Here, the coefficient ${\gamma }_{ij}$ is given by the mean of the decay rates ${\Gamma }_i$ for the respective transitions, that is, ${\gamma }_{ij}=({\Gamma }_i+{\Gamma }_j)/2$. In order to examine the intrinsic constraints of Rydberg–EIT-based electric field sensing in vapor cells, the model intentionally neglects collisional and dephasing effects, which is often reasonable under the weak-field approximation. Radiative relaxation is taken into account, assuming that the model of 5-level atoms is closed. This is justified by the large lifetime difference between the low-lying states (10–100 ns) and the long-lived Rydberg levels (tens of $\mathsf{\mu }$s), which makes population leakage negligible for the spectral behavior of interest. In the calculation RydIQule can call the parameters of atomic energy levels and radiative decay rates provided by the ARC program [49], which are not described in detail here.

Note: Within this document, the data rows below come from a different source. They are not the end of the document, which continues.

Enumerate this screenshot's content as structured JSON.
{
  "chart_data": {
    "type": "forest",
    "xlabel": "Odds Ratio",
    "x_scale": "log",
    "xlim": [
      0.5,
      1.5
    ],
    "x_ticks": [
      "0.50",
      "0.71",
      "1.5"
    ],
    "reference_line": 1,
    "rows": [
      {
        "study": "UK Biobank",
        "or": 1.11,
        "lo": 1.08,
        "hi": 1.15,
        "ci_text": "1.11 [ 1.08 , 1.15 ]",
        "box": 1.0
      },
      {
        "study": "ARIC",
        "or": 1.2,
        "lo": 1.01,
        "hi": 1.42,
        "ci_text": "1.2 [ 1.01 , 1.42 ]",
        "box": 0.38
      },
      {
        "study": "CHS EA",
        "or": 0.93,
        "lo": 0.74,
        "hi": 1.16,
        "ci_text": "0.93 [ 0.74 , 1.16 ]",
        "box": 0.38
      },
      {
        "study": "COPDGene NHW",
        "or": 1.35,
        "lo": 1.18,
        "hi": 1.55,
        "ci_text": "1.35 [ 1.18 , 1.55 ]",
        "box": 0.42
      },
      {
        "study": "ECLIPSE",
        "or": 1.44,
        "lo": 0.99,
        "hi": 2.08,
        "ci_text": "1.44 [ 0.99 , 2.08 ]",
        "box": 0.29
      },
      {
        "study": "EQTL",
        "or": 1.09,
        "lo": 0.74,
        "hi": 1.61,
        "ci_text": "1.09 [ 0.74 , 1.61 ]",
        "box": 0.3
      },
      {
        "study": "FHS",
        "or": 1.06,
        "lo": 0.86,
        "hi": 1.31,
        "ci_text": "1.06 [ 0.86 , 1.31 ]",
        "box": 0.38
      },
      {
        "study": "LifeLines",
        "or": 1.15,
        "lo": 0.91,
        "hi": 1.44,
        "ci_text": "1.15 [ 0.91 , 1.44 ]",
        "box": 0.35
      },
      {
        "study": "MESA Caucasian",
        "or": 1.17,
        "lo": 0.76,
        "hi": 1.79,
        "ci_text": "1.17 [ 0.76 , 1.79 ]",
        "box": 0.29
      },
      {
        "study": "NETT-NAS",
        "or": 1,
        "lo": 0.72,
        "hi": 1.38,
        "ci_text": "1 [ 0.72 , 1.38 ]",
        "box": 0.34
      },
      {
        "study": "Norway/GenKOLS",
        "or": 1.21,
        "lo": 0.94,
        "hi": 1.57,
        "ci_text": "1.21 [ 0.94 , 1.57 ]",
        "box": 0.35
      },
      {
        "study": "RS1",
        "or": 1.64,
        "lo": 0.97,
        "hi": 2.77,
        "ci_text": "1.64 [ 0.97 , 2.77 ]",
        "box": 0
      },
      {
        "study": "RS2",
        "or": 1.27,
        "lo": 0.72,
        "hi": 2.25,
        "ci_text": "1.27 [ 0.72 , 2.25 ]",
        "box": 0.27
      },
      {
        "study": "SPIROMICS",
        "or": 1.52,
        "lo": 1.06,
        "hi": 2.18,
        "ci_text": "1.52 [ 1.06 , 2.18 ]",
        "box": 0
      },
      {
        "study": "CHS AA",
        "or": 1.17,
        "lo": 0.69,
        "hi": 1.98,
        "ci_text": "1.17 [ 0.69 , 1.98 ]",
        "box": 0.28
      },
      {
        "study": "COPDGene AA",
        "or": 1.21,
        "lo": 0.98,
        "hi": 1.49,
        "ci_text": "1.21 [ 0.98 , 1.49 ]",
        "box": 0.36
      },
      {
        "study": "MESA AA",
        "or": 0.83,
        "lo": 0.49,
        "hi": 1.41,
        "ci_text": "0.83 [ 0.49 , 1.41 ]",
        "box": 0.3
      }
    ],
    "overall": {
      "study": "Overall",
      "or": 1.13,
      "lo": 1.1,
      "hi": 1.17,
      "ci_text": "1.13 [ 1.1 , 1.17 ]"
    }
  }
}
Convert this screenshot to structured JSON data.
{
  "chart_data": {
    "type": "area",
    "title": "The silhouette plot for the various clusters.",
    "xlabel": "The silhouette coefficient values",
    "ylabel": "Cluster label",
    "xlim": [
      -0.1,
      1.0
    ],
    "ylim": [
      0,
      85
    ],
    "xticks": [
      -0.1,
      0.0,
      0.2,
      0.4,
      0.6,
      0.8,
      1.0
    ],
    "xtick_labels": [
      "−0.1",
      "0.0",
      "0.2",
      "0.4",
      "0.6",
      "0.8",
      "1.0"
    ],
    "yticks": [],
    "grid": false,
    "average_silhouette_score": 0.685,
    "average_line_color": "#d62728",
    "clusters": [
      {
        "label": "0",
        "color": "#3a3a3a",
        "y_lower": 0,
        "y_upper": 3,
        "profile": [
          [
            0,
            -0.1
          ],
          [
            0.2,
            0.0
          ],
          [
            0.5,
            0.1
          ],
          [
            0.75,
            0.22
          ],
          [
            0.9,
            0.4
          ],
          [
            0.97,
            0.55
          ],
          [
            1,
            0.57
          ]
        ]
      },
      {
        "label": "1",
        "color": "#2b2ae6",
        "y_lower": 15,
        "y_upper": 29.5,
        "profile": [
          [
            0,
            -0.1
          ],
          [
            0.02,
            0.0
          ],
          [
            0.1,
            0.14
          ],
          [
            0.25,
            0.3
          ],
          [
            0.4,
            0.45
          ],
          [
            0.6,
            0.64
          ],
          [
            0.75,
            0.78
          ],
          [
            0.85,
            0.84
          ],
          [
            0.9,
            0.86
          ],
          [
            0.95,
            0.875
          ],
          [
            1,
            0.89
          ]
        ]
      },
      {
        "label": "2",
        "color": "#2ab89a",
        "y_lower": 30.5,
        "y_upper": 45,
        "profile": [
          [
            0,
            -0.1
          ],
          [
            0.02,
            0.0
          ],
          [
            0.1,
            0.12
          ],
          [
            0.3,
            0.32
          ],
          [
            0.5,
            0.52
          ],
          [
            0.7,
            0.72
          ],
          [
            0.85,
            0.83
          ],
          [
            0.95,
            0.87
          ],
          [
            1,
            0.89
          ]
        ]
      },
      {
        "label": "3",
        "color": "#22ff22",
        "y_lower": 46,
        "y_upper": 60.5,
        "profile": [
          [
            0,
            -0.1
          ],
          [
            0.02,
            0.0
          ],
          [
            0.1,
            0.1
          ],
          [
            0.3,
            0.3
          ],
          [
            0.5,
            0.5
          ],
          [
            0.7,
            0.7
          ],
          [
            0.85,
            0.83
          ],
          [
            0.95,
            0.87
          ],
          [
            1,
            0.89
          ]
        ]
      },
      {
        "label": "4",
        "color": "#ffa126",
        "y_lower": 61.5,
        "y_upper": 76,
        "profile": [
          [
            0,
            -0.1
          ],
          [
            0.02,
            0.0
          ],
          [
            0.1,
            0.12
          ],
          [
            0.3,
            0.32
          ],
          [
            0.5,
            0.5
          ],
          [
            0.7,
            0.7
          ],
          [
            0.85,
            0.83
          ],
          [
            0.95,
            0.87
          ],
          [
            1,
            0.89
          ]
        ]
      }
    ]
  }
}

The probe light transmission can be calculated by ${\rho }_{21}$:

$$P=P_{0}exp\left[-{\displaystyle \frac{L}{{\lambda }_p}}·{\displaystyle \frac{4\pi N_0{ϵ}_{12}}{{ϵ}_0{E}_p}}·\mathrm{Im}\left({\rho }_{{21}_D}\right)\right],$$

(5)

$$N_0={\displaystyle \frac{0.7217·{10}^{5.006+4.857-\frac{4215}{T}}}{k_{B}T}}.$$

(6)

Here, $P_0$ is the probe light incident power. L is the length of the vapor cell, set to 5 cm in the program. ${\lambda }_p$ is the probe light wavelength at 780 nm. ${ϵ}_{12}$ is the transition dipole moment of $|1\rangle -|2\rangle$. $E_p$ is the amplitude of the probe light field. ${ϵ}_0$ is the vacuum dielectric constant. ${\rho }_{{21}_D}$ is the non-diagonal elements of the density matrix after Doppler broadening, which can use the ones after Doppler convolution in RydIQUE. $k_B$ is the Boltzmann constant. T is the absolute temperature (K), taken as 300 K in the calculation. To minimize Doppler broadening, the coupling light (1263 nm) co-propagates with the dressed light (776 nm) and counter-propagates relative to the probe (780 nm).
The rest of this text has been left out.